Não. Temos vindo a fazer políticas de governação à vista, sempre usando duas faces de uma mesma moeda: a invocação sistemática da crise e a adopção de políticas chamadas de reformas, que são apenas adequações para a continuação do mesmo modelo de governação. Precisamos de uma estratégia para o mar, para a agricultura, para a reindustrialização do país. Temos que olhar para a criação de emprego num contexto de não termos grande crescimento económico. O que tem que conduzir a criação de emprego é a produção material de bens e serviços úteis ao desenvolvimento da sociedade e não úteis ao enriquecimento de alguns.
É essa a solução para a saída de Portugal da crise?
Temos que estabelecer relações com o exterior. Não nos podemos esquecer que um dos grandes dados do mundo actual é a emergência de blocos importantes que não estavam no jogo até ao final do século passado, a Índia, a China, o Brasil, que arrasta a América Latina, a Rússia. E um destes povos emergentes fala português. Temos que encontrar caminhos para dinamizar o nosso projecto de desenvolvimento.
A CGTP tem enquadrado diversas acções de luta.

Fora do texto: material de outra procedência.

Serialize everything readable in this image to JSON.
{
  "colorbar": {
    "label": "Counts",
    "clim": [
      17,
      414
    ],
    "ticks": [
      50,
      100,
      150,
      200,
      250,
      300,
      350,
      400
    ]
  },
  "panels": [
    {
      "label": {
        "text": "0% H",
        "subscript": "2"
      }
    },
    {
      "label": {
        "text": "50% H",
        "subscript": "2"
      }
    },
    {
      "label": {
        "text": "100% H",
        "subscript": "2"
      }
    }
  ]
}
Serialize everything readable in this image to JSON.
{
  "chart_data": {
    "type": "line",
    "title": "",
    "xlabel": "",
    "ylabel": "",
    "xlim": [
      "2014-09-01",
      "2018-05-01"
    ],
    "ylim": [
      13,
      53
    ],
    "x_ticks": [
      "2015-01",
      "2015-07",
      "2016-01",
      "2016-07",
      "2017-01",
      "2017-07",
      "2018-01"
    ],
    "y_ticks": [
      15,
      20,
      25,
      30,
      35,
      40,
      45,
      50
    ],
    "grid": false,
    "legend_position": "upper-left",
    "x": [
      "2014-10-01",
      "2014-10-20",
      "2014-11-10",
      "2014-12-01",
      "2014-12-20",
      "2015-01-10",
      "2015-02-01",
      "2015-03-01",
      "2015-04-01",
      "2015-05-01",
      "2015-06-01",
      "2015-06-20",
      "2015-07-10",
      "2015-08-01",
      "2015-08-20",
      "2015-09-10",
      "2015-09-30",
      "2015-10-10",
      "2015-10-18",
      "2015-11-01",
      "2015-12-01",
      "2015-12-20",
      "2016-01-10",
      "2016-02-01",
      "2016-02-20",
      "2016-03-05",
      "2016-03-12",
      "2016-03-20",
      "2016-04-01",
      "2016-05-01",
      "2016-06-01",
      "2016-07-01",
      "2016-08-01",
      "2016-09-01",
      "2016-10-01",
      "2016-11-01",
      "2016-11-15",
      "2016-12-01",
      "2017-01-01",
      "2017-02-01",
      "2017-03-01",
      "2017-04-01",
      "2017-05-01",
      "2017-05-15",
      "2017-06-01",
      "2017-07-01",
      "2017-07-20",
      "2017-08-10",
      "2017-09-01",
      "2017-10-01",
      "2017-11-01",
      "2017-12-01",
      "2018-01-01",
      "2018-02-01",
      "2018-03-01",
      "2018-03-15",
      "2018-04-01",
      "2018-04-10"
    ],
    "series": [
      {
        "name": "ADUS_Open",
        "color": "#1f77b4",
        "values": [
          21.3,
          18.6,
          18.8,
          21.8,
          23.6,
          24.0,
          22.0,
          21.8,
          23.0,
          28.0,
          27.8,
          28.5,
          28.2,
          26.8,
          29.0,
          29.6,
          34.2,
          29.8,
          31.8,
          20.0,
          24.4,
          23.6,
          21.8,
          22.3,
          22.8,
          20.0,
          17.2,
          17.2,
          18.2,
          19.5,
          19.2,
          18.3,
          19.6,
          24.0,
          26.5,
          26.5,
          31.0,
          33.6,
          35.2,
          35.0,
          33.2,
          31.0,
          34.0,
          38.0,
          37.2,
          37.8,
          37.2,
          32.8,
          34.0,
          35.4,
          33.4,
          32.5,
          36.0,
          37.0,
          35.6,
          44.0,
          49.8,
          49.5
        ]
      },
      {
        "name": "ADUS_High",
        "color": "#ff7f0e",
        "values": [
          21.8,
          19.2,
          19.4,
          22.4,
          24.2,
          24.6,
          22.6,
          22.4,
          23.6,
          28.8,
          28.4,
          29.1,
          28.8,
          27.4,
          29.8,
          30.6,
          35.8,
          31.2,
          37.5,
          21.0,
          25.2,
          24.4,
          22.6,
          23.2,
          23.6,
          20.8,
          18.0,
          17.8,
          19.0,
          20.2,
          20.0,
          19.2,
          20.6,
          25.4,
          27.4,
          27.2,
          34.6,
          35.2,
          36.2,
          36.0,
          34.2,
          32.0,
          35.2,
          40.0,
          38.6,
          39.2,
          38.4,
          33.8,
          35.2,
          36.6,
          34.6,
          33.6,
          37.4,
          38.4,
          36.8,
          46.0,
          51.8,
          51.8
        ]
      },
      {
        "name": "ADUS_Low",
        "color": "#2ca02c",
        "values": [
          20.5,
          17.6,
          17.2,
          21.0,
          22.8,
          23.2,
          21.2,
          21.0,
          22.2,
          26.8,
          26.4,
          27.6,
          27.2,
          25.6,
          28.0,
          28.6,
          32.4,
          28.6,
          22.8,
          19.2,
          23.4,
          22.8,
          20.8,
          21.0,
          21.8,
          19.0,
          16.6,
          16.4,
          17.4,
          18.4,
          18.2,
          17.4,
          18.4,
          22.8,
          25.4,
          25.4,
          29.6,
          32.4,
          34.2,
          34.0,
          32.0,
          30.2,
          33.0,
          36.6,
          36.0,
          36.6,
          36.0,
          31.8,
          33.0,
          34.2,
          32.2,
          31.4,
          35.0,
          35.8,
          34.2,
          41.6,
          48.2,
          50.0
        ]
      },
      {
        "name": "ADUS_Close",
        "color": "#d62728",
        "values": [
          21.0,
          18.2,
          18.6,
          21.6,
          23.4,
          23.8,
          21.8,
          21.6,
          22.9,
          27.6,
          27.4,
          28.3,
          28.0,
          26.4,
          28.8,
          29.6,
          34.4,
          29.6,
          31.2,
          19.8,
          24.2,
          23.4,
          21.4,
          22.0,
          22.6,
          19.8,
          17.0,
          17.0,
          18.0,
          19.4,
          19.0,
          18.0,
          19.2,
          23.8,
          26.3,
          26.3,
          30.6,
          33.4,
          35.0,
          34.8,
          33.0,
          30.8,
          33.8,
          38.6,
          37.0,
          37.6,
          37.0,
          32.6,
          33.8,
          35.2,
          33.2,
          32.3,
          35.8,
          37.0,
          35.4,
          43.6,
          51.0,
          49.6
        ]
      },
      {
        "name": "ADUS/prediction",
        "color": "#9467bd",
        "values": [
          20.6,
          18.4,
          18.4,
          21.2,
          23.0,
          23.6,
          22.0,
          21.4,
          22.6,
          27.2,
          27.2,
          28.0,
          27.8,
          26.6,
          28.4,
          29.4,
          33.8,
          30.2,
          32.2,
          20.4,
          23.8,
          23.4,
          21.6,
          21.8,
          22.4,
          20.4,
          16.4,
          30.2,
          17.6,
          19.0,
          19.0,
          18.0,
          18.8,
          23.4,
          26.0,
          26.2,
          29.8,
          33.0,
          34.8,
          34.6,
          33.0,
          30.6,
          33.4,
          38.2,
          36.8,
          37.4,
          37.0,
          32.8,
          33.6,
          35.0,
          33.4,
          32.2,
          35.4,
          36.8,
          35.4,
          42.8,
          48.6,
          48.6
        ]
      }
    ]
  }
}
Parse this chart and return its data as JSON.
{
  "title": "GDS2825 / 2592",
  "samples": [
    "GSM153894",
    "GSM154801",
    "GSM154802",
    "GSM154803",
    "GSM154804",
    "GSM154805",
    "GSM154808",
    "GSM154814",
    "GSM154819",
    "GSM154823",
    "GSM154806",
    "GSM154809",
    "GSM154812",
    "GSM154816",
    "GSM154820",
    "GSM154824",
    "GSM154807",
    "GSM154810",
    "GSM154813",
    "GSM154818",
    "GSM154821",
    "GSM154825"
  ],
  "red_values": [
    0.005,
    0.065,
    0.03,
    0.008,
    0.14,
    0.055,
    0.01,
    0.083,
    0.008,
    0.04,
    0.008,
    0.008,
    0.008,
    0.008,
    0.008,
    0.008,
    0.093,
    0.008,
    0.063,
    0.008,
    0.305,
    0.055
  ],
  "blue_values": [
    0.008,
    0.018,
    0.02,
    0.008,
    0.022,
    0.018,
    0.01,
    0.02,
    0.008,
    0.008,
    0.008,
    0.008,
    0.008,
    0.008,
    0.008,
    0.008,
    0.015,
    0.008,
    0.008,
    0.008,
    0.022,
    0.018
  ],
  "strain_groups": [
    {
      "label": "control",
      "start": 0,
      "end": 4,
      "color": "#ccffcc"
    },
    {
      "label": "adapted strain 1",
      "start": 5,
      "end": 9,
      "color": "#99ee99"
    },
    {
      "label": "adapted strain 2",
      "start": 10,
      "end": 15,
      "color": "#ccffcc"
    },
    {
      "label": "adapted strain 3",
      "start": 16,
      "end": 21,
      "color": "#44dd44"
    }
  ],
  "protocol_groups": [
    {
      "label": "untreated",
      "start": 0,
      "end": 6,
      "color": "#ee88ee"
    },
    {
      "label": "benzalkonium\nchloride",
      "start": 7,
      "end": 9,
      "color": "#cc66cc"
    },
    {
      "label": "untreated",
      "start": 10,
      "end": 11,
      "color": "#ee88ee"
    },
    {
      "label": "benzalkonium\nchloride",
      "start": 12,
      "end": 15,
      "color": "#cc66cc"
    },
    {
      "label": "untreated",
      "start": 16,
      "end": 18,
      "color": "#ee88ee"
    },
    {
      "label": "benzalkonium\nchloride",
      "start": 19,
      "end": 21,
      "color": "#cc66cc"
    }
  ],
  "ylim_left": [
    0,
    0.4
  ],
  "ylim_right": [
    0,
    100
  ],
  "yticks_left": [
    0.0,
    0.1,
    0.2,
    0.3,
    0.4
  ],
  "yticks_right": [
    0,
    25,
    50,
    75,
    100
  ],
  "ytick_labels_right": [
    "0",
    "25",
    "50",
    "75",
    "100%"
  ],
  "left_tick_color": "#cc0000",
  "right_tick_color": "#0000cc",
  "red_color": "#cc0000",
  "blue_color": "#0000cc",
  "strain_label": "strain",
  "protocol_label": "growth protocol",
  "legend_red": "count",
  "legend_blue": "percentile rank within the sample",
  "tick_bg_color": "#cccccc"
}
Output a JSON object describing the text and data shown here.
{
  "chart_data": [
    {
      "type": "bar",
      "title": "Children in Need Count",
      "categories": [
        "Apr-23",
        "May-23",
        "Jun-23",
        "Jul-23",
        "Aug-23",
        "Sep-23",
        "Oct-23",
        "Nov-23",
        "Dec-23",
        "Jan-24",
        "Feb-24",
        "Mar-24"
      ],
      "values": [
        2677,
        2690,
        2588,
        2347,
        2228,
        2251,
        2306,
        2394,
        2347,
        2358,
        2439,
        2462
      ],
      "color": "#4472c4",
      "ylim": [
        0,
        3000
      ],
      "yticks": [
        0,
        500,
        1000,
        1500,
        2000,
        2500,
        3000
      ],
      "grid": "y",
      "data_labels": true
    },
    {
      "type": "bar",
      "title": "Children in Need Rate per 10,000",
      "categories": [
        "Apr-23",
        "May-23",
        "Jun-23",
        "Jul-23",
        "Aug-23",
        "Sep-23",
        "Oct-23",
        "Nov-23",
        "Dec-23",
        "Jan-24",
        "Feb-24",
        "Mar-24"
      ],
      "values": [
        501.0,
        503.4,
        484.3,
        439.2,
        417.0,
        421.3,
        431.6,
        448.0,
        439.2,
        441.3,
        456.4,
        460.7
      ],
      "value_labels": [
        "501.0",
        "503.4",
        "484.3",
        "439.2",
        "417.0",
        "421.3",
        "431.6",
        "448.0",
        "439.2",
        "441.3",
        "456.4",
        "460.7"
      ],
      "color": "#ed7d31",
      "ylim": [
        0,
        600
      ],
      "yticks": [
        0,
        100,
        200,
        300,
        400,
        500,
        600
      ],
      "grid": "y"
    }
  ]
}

Numa altura de crise, sucessivas paralisações não poderão agravar a situação do país?
O que prejudica é a continuidade das mesmas politicas. Só são prejudicados aqueles que pensam que vão continuar a impor um futuro de especulação financeira, de enriquecimento de alguns à custa do sacrifício da maioria.
Mas o país tem uma baixa produtividade.
Temos é um défice de produtividade comparado com a União Europeia. Este défice não resulta de uma fraca utilização do trabalho. Segundo vários economistas, temos uma taxa de actividade na ordem dos 78%. Estamos acima da média europeia. E não temos melhores condições que a média da União Europeia. O problema prende-se com razões de ordem estratégica e de gestão. A nossa economia tem cadeias de valor, em geral, de pouco valor acrescentado, há ausência de marcas, uma fragilidade estratégica de competitividade externa. Temos défice de qualificação, mais acentuada nos gestores do que nos trabalhadores. E temos, ainda, uma administração pública que deveria estar mais modernizada.
Nos centros de emprego, por exemplo, há vagas que não são preenchidas porque as pessoas não querem ganhar menos.
Isso é uma espiral regressiva característica de um país de baixos salários. Se vamos nessa lógica de colocar as pessoas a trabalhar em função da necessidade e não da dignificação do trabalho, chegávamos ao subsídio de desemprego zero. O centro de emprego divulga muitas propostas que não respeitam o salário mínimo, que é trabalho parcelar, encapotado e mal pago. Temos gente a trabalhar neste país por menos de 2 euros/hora.
Como vê o cenário de privatizações previstas pelo Governo?
Vejo com grandes perigos para a economia. Se o Estado não tiver possibilidade de mexer algumas alavancas da economia em pontos estratégico, enfraquece a possibilidade de dinamização geral da economia. Com perdas significativas para o Orçamento do Estado e como um negócio em tempo de saldo.
Para os trabalhadores qual será o impacto?
O emprego público e das empresas com participação do Estado sempre foi uma referência como campo dinamizador de construção de factores de estabilidade e segurança no emprego.
Mantém a intenção deixar a central sindical em 2012?
O meu compromisso é esse. Estamos aqui para contribuir para o movimento sindical e para a sociedade, mas há tempo para tudo. Eu só tenho uma base adquirida que é a predisposição de dar contributos e trabalhar por um número significativo de anos. Estou predisposto a ter uma intervenção social e política.